This year Eddie Redmayne, Cate Blanchett and Rooney Mara are joining the long list of actors and actresses who’ve received Oscar nominations for playing LGBT characters. Peter Finch was the first to be recognized by the Academy for his role as a gay doctor in the 1971 film Sunday Bloody Sunday and the groundbreaking nomination paved the way for dozens of thespians to receive nods for taking on gay, lesbian and transgender roles. Before the 88th annual Academy Awards take place on February 28th, here’s a look back at 10 standout performances that won our hearts and won Oscar gold.
William Hurt for Kiss of the Spider Woman (1985)
William Hurt was the first actor to win an Oscar for playing a gay character on the big screen. Hurt portrayed Luis Molina, an incarcerated gay man, in the 1985 film Kiss of the Spider Woman.
Tom Hanks for Philadelphia (1993)
Tom Hanks won his first Oscar for his heartbreaking portrayal of a lawyer who sues his former employers after they fire him for being HIV-positive. The film was one of the first mainstream movies to address HIV and homosexuality.
Hilary Swank for Boys Don’t Cry (1999)
Hilary Swank took home the Best Actress award for her portrayal of Brandon Teena, a transgender man who was beaten and murdered in the harrowing film, Boys Don’t Cry. Swank’s emotional win was a first for an actor portraying a transgender character.
Nicole Kidman for The Hours (2002)
Nicole Kidman won the Best Actress award for her portrayal of Virginia Woolf in Michael Cunningham’s The Hours. Though married to Leonard Woolf (as shown in the film), the tortured writer had a sexual relationship with acclaimed writer Vita Sackville-West in the late 1920s.
Charlize Theron for Monster (2003)
Charlize Theron de-glammed and earned her Best Actress statue for her disturbing portrayal of real-life prostitute-turned-serial killer Aileen Wuornos in Monster. Theron scored big with the precursor awards, winning trophies from the Golden Globes, Screen Actors Guild, National Society of Film Critics, Broadcast Film Critics Association, and Independent Spirit Awards.
Philip Seymour Hoffman for Capote (2005)
The late Philip Seymour Hoffman won his only Academy Award for his impressive performance in Bennett Miller’s film, Capote. The arguably historically sketchy concentrated on the gay author as he was researching his true-crime masterpiece, In Cold Blood. Unfortunately Hoffman’s triumphant win deprived Heath Ledger from a much-deserved win for his role in Brokeback Mountain.
Sean Penn for Milk (2008)
Sean Penn picked up the second Oscar of his career for his gripping portrayal of gay rights activist and politician Harvey Milk in the biographical film, Milk. That night Penn used his acceptance speech to call for equal rights for the LGBT community saying, “We’ve got to have equal rights for everyone.”
Penélope Cruz for Vicky Cristina Barcelona (2008)
Penélope Cruz scored the Best Supporting Actress award for her role in Woody Allen’s Vicky Cristina Barcelona.
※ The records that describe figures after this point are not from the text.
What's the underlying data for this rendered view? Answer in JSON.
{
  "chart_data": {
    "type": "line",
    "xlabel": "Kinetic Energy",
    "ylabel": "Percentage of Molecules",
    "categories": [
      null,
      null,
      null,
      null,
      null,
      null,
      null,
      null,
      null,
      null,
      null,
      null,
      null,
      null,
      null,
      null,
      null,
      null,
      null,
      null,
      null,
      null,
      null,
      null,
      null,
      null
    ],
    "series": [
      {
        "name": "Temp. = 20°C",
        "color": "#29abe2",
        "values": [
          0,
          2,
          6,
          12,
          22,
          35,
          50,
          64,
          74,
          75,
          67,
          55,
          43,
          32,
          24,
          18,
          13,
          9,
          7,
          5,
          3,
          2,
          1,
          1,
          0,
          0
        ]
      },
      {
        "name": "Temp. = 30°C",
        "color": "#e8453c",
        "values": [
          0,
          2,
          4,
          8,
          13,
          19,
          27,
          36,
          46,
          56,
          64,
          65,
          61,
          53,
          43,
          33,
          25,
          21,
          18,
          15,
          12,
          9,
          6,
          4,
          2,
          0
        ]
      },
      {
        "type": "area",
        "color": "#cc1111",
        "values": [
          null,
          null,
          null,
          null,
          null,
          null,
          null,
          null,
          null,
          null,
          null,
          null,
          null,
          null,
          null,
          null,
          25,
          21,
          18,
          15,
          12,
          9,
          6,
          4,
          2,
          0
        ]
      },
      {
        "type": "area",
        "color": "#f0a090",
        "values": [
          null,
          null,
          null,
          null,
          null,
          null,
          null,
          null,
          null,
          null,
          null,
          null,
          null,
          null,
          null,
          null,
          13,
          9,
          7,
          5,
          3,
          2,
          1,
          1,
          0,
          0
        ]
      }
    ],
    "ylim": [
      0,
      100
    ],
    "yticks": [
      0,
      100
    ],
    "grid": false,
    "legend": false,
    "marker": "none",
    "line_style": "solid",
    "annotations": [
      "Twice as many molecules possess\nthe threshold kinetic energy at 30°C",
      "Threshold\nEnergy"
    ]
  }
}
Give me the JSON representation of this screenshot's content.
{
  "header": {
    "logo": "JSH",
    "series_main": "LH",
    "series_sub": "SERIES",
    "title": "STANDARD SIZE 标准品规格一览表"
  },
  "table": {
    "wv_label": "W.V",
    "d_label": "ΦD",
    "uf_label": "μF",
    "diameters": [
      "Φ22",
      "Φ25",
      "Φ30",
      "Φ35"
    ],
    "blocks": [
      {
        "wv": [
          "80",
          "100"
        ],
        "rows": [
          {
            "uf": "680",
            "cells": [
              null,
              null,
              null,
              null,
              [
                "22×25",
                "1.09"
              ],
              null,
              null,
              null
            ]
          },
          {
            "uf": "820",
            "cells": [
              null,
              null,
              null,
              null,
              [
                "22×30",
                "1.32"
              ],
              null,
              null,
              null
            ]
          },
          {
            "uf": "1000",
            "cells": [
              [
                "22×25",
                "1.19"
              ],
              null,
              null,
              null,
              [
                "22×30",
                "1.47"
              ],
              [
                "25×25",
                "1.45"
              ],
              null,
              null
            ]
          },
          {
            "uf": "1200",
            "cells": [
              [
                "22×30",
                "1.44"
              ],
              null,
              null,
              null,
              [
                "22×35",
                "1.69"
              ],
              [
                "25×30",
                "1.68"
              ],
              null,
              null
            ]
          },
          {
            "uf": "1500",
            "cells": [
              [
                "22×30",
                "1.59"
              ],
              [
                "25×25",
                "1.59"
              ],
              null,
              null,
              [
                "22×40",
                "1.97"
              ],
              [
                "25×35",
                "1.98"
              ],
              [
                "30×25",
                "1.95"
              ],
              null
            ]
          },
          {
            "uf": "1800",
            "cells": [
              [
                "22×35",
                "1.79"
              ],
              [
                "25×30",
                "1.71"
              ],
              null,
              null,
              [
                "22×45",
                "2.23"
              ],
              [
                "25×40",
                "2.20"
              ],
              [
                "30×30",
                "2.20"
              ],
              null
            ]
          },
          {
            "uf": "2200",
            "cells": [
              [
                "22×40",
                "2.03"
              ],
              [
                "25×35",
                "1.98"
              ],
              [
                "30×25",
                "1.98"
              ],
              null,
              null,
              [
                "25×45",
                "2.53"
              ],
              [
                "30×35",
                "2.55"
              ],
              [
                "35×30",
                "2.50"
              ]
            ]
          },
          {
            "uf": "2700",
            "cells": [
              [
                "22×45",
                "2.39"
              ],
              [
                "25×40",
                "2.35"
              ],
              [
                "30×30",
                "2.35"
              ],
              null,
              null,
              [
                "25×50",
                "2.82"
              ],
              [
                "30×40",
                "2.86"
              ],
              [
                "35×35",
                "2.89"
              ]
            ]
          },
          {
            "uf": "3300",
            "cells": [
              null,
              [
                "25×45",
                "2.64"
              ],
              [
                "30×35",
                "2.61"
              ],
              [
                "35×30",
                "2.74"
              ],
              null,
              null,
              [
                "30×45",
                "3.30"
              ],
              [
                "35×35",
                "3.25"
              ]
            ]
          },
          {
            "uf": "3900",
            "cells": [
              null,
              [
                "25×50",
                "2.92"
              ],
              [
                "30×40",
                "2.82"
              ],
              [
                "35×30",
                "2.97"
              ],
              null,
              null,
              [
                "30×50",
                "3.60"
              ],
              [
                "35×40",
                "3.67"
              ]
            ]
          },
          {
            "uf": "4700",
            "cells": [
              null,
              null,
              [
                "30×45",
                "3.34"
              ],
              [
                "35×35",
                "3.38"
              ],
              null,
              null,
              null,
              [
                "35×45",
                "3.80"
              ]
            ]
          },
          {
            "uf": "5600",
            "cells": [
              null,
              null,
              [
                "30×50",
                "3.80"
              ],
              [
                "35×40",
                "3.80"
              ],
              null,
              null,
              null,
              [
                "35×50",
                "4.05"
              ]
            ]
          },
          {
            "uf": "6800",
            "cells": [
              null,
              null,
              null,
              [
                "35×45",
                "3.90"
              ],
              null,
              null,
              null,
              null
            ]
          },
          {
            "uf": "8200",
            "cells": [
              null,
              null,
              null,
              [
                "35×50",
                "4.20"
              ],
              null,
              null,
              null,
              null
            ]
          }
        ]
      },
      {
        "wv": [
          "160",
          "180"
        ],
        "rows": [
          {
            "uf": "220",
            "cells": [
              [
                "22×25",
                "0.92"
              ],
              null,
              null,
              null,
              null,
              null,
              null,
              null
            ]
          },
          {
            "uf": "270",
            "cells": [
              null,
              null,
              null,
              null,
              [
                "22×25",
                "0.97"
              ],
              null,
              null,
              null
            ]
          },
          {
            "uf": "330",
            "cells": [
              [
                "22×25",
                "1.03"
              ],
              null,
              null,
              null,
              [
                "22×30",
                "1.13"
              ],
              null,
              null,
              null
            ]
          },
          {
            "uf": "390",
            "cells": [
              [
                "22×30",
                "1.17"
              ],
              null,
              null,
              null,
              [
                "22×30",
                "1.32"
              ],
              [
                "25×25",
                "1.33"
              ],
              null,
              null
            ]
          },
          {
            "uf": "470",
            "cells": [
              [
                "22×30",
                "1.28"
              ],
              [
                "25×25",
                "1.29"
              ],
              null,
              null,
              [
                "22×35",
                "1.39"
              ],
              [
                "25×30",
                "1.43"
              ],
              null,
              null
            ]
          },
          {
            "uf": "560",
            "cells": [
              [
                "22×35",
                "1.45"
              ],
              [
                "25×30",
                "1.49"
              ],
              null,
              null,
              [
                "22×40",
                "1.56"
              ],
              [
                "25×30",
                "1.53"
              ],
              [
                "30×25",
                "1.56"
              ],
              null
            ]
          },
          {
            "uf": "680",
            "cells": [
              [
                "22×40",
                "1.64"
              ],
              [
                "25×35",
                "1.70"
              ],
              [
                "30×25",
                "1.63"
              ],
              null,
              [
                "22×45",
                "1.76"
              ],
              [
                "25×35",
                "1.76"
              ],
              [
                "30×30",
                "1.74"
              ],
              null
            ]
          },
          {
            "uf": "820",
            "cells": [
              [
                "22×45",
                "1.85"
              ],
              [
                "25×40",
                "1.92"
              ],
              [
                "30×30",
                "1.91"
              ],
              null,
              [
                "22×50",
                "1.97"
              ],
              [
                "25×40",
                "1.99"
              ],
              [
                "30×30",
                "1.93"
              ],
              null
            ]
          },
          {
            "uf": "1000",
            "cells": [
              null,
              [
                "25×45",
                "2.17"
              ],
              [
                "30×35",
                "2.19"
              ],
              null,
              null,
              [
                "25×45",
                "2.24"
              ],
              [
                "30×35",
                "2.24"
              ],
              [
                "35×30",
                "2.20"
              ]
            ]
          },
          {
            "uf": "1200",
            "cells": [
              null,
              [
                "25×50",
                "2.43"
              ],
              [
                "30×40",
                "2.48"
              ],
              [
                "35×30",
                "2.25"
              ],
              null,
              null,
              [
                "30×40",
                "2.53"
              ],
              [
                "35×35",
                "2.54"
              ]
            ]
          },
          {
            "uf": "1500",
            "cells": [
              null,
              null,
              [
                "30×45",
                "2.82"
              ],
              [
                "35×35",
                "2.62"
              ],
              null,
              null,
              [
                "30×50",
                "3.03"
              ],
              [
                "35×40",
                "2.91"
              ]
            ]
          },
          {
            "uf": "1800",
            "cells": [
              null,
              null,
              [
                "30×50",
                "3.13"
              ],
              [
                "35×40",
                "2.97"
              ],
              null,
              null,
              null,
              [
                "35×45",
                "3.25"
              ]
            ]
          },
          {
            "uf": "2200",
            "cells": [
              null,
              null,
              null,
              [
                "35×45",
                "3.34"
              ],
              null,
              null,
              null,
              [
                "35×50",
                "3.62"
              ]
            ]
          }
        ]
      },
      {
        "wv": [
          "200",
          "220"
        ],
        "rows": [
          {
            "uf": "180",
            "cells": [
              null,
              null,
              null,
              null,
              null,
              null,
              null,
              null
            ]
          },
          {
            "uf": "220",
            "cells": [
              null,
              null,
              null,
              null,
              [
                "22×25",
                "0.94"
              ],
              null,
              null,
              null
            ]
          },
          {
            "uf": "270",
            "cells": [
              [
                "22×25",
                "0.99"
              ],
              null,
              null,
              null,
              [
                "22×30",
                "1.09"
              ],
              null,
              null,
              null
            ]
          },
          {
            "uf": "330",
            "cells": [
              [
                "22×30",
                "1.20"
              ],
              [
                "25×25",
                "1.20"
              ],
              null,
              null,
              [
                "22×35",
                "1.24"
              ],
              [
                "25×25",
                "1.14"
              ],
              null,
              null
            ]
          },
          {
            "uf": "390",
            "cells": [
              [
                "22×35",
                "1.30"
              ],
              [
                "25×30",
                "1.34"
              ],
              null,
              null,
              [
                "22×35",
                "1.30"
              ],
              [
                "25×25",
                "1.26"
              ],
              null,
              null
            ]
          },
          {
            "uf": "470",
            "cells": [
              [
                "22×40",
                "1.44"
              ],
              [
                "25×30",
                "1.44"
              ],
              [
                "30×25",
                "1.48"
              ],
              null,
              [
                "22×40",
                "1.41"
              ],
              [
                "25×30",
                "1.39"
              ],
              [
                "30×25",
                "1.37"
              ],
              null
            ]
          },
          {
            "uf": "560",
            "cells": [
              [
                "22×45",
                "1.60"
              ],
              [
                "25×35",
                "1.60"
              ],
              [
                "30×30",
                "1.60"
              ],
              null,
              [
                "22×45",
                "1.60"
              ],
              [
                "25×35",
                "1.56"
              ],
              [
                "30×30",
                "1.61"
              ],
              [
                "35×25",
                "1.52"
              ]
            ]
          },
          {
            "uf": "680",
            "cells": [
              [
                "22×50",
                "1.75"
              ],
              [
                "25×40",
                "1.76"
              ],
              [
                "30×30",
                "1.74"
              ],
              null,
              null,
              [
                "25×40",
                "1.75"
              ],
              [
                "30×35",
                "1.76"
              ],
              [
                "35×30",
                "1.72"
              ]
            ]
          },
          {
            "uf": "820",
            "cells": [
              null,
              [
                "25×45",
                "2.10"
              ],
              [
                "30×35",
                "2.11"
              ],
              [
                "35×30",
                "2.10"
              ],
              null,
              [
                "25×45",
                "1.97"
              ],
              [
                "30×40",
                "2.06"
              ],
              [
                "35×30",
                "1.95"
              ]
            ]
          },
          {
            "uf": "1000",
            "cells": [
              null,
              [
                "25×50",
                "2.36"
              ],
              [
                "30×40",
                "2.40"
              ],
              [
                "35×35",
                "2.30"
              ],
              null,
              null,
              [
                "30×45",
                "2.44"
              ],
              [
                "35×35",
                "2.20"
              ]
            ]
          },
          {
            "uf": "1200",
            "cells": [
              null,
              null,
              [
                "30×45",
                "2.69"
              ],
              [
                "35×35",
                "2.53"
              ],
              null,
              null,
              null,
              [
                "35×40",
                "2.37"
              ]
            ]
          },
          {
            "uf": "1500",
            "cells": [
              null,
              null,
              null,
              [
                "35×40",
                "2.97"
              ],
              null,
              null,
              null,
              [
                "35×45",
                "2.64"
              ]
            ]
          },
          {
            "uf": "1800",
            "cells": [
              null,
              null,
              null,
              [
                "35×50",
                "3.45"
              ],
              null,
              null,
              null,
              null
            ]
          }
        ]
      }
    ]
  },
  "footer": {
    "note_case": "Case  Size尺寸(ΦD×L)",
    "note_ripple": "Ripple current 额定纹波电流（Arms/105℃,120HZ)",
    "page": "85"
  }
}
In the film Cruz portrays Maria Elena, a woman who has a polyamorous relationship with Cristina, played by Scarlett Johansson and Juan Antonio, played by Javier Bardem.
Christopher Plummer for Beginners (2010)
Christopher Plummer was awarded the Best Supporting Actor statue for his portrayal of a gay senior in the film, Beginners. The story of a man who comes out late in life after the death of his wife is based on the experiences of writer and director Mike Mills, whose own father came out at age 75.
Jared Leto for Dallas Buyers Club (2013)
Jared Leto won accolades and picked up the Oscar for Best Supporting Actor for his performance of Rayon, a transgender woman with HIV in Dallas Buyers Club. Leto’s character memorably joins forces with Matthew McConaughey’s character to bring lifesaving drugs to Texas during the early days of the AIDS epidemic.